The form of the document must allow comparison of the condition of the dwelling observed when entering and leaving the premises. Entry and exit records may be made:

  • on a single document, comprising for each room of the housing a column "at the entrance of the tenant" and a column "at the tenant's exit"
  • or on separate documents having a similar presentation.

Please note

in order to compare the condition of the dwelling observed when entering and leaving the premises, the tenant and the lessor may agree to apply a dilapidated grid the signing of the lease agreement.

The inventory shall be prepared in paper or electronic form.

The state of play shall be delivered by hand or by dematerialized means to each of the parties (lessor, tenant), or to their representative, at the time of its signature.

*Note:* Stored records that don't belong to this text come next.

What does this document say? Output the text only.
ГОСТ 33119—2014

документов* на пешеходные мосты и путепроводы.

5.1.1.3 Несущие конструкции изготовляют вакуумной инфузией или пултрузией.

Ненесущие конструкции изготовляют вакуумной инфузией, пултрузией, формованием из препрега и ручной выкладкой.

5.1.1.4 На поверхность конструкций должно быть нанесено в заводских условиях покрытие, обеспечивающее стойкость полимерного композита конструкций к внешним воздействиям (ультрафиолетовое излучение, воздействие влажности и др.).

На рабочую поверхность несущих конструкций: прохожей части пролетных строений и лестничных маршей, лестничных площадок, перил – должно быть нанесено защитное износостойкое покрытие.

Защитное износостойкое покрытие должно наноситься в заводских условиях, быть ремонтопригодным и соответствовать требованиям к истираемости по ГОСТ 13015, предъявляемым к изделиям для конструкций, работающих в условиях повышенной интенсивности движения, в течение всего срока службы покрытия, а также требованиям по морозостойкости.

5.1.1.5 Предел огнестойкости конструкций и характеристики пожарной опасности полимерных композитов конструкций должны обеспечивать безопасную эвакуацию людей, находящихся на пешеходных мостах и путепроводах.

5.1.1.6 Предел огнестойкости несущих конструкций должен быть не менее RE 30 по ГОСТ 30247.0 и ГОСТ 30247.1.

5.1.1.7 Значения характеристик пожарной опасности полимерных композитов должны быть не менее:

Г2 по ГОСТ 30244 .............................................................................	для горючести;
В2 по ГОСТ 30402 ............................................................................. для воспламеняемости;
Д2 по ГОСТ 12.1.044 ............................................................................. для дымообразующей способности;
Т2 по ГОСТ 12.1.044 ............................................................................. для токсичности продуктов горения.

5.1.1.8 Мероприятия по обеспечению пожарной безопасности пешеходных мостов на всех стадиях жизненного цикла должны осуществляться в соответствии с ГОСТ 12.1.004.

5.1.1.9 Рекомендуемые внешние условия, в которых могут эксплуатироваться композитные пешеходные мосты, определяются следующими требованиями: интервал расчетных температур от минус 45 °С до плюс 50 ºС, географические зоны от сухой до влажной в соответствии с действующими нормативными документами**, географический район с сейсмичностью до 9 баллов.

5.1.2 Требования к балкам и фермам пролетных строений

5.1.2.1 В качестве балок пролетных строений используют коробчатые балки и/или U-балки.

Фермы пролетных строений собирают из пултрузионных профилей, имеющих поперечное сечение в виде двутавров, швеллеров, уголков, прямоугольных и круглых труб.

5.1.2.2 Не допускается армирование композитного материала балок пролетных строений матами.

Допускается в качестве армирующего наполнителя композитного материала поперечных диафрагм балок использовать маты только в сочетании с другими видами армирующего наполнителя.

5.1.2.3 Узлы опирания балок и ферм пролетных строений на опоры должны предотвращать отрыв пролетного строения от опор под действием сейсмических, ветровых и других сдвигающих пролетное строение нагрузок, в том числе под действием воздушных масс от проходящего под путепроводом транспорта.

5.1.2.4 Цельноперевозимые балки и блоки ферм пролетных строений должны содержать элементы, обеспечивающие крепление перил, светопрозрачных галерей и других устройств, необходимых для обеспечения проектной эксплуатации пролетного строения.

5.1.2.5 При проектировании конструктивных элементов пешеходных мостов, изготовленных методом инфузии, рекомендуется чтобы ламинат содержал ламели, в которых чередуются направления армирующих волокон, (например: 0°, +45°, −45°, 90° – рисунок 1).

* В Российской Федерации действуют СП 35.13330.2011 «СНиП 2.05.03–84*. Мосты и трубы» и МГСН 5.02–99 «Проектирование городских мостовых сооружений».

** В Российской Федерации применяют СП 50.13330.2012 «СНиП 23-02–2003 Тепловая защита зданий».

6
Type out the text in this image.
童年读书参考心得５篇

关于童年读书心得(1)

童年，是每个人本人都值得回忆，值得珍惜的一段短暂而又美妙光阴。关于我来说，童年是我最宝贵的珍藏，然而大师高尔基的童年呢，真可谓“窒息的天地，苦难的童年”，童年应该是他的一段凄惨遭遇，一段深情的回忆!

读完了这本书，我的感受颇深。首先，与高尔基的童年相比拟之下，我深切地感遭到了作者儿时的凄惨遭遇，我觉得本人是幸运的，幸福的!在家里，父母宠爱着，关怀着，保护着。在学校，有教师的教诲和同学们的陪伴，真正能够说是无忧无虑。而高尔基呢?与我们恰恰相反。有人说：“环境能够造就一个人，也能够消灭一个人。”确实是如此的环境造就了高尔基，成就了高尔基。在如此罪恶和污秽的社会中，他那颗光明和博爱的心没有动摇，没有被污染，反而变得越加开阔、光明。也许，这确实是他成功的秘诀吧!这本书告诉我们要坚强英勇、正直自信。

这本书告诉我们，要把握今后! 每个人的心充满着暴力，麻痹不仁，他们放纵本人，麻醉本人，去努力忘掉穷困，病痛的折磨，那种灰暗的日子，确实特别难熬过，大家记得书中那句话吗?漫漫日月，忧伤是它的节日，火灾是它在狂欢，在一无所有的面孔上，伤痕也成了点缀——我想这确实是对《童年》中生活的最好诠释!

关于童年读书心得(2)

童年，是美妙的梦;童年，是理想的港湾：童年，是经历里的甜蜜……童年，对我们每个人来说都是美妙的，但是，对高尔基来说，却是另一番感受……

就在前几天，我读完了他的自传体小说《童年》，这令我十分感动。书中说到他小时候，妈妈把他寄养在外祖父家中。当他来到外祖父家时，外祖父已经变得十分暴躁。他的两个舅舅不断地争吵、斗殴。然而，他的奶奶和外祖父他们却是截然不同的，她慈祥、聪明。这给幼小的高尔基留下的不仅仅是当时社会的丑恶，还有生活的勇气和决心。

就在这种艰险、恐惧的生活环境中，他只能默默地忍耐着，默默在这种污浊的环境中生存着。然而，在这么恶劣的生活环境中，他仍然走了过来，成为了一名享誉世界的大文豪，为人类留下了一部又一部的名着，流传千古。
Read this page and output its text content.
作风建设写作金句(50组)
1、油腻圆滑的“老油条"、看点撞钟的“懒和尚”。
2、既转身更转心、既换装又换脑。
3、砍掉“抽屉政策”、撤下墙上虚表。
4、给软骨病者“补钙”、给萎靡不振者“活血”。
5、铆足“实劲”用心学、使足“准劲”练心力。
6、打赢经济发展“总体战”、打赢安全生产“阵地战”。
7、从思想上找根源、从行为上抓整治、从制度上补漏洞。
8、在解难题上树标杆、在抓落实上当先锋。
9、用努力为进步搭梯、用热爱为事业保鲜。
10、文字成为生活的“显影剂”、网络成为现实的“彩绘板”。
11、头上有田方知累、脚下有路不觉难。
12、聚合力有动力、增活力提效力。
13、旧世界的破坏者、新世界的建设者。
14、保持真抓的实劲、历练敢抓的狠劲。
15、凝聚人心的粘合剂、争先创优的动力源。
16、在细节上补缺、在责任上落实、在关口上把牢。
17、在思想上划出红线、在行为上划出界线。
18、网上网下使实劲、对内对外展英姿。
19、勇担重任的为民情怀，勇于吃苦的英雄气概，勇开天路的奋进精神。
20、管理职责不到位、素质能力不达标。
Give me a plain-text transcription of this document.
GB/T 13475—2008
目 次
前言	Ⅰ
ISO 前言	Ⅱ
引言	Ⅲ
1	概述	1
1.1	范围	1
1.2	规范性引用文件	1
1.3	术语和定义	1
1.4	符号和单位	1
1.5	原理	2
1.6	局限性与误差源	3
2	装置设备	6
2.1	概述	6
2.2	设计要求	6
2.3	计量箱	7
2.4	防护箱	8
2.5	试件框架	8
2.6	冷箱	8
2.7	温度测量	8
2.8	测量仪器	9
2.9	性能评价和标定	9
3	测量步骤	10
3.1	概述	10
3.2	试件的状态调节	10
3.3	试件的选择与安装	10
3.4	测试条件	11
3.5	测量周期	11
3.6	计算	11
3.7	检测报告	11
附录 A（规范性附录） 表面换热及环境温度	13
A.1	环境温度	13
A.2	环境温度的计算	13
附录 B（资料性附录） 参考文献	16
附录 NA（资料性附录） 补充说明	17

The inventory of the place of entry must accurately describe the accommodation and the equipment it contains. It also notes its state of conservation. It shall contain at least the following information:

  • Type of inventory: inventory of entry locations
  • Date of preparation of the inventory
  • Location of the accommodation
  • Name or name of the parties (lessee, lessor) and domicile or registered office of the lessor
  • If applicable, name or name and permanent address or registered place of business of the persons authorized to carry out the inventory
  • Where applicable, readings of individual water or energy consumption meters (i.e. where rental charges are not paid on a flat-rate basis)
  • Keys or any other means of access to premises for private or common use
  • For each room and part of the dwelling, precise description of the condition of the floor, wall and ceiling coverings, equipment and elements of the dwelling. It can be supplemented with observations or reservations and illustrated with images.
  • Signature of the parties (tenant, lessor) or persons mandated to carry out the inventory.

FYI  

at the time of carrying out the entry inventory, the tenant may in particular express reservations on the document in the event, for example, of non-connection of the water, gas or electricity meters.

Amicable state of play

When the entry is made through a professional (real estate agent...), part of the costs must be paid by the tenant.

However, the proportion paid by the tenant may not exceed:

  • half of the fees charged by the real estate agency
  • and a maximum amount, of €3 TTC: titleContent per m² of living space.

Example :

For a house is 25 m², if the inventory is invoiced €170 TTC:

  • Half of the fees charged are equal to €170 / 2 = €85
  • The maximum amount attributable to the tenant is: 25 x €3 = €75

So the tenant has to pay €75 (because €75 is less than €85) and the owner must pay the remaining amount, either €95 (obtained by €170 - €75).

Example :

For a house is 25 mths², if the inventory is invoiced €100 TTC:

  • Half of the fees charged are equal to €100 / 2 = €50
  • The maximum amount attributable to the tenant is: 25 x €3 = €75

So the tenant has to pay €50 (because €50 is less than €75) and the owner must pay the remaining amount, either €50 (obtained by €100 - €50).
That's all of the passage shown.